The re-use of wastewater in subsequent hydraulic fracturing operations should greatly contribute to attenuating the necessity of deep disposal, and, at the same time, to reducing the volume of freshwater consumed by the process. Indeed, the results of this study show that in Northeastern British Columbia, the volumes of wastewater produced by shale gas wells are lesser than those required for injection as hydraulic fracturing fluid.

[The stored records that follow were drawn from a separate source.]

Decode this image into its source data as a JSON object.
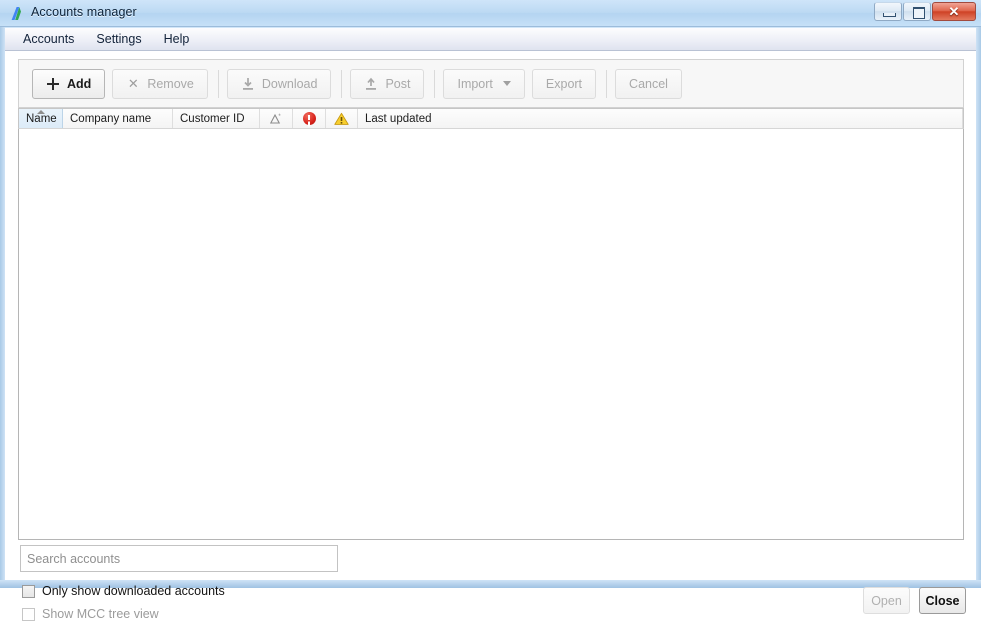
{
  "window": {
    "title": "Accounts manager",
    "app_icon": "adwords-a-icon",
    "controls": {
      "minimize": "minimize-icon",
      "maximize": "maximize-icon",
      "close": "✕"
    }
  },
  "menubar": {
    "items": [
      {
        "label": "Accounts"
      },
      {
        "label": "Settings"
      },
      {
        "label": "Help"
      }
    ]
  },
  "toolbar": {
    "buttons": [
      {
        "label": "Add",
        "icon": "plus-icon",
        "enabled": true
      },
      {
        "label": "Remove",
        "icon": "x-icon",
        "enabled": false
      },
      {
        "label": "Download",
        "icon": "download-icon",
        "enabled": false
      },
      {
        "label": "Post",
        "icon": "upload-icon",
        "enabled": false
      },
      {
        "label": "Import",
        "icon": "chevron-down-icon",
        "enabled": false
      },
      {
        "label": "Export",
        "icon": "",
        "enabled": false
      },
      {
        "label": "Cancel",
        "icon": "",
        "enabled": false
      }
    ]
  },
  "grid": {
    "columns": [
      {
        "label": "Name",
        "sorted": true,
        "sort_direction": "asc",
        "type": "text"
      },
      {
        "label": "Company name",
        "sorted": false,
        "type": "text"
      },
      {
        "label": "Customer ID",
        "sorted": false,
        "type": "text"
      },
      {
        "label": "",
        "sorted": false,
        "type": "icon",
        "icon": "changes-delta-icon"
      },
      {
        "label": "",
        "sorted": false,
        "type": "icon",
        "icon": "error-icon"
      },
      {
        "label": "",
        "sorted": false,
        "type": "icon",
        "icon": "warning-icon"
      },
      {
        "label": "Last updated",
        "sorted": false,
        "type": "text"
      }
    ],
    "rows": []
  },
  "search": {
    "value": "",
    "placeholder": "Search accounts"
  },
  "options": {
    "only_downloaded": {
      "label": "Only show downloaded accounts",
      "checked": false,
      "enabled": true
    },
    "mcc_tree_view": {
      "label": "Show MCC tree view",
      "checked": false,
      "enabled": false
    }
  },
  "footer": {
    "open_label": "Open",
    "close_label": "Close"
  },
  "colors": {
    "titlebar": "#bcd9f3",
    "accent_sort": "#dcebf8",
    "error": "#d8231b",
    "warning": "#f5c518",
    "close_button": "#cf4226"
  }
}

Finally, it must be underlined that very few studies in other parts of the world have addressed the issue of water footprint in terms of quantifying the volumes of freshwater that are needed for hydrofracking and in terms of volumes of wastewater resulting from the exploitation and future exploitation of unconventional gas. This makes it difficult to conduct a comparison of the results of our study against those of other studies, with the intent to provide a critical analysis on our research results. For example, Warner et al. (2013) as well as Olmstead et al. (2013) have addressed the issue of the impacts of shale gas wastewater disposal on the surface water quality in Pennsylvania. These two studies have shown increased concentrations of chloride and bromide and high levels of contaminants in the surface waters surrounding the region of the Marcellus shale gas basin. They reported TDS concentrations of shale gas waste waters comprised between 0.8 and 300 g/L, which results agree with the TDS concentrations observed in our study (Fig. 10), namely, between 100 and 160 g/L for the Horn, and Montney basins, respectively. According to the same authors, the overall estimated volume of oil and gas wastewater has increased during recent years to reach values between 3.1 and 3.8 million m3/year. Concerning the reuse of waste water, Warner et al. (2013) as well as Olmstead et al. (2013) reported that an estimated 70% of the flowback and produced fluids is reused. This ratio of 70% is much higher than the ratio of reused water observed and documented in BC (40%); therefore, the ratio of water reuse could potentially be improved in BC. Another study by Vandecasteele et al. (2015) has investigated the impact of shale gas development on water resources consumption in Northern Poland. This study is not based on observed field results, but rather on modelling scenarios of future shale gas exploitation. It estimated that water use per shale gas well would be between 8000 and 19,000 m3, which is lower than the values that are observed in BC (see Fig. 5); these range between 10,000 and 77,000 m3 per well.

Conclusions

Using data from the British Columbia Oil and Gas Commission (data from approximately 3750 wells), the present study examines the volumes of freshwater injected and the volumes of wastewater produced in the context of hydraulically fractured gas wells in Northeastern British Columbia, Canada. A methodology was developed for analysing the existing data and also for producing preliminary estimates of the future quantities of freshwater that will be needed for hydrofracking in BC, as well as the future quantities of wastewater that will be produced by hydrofracking in shale gas formations in BC. In addition, this study also proposed tentative estimates of the quantity (volume) of freshwater that would potentially be needed in different scenarios of re-use of wastewater for hydrofracking (for the re-injection and re-use of various ratios of fresh and/or waste water into the shale gas formations to be exploited). The developed methodology could be used to assess the water footprint of hydraulic fracturing in formations located in other geographical locations around the world.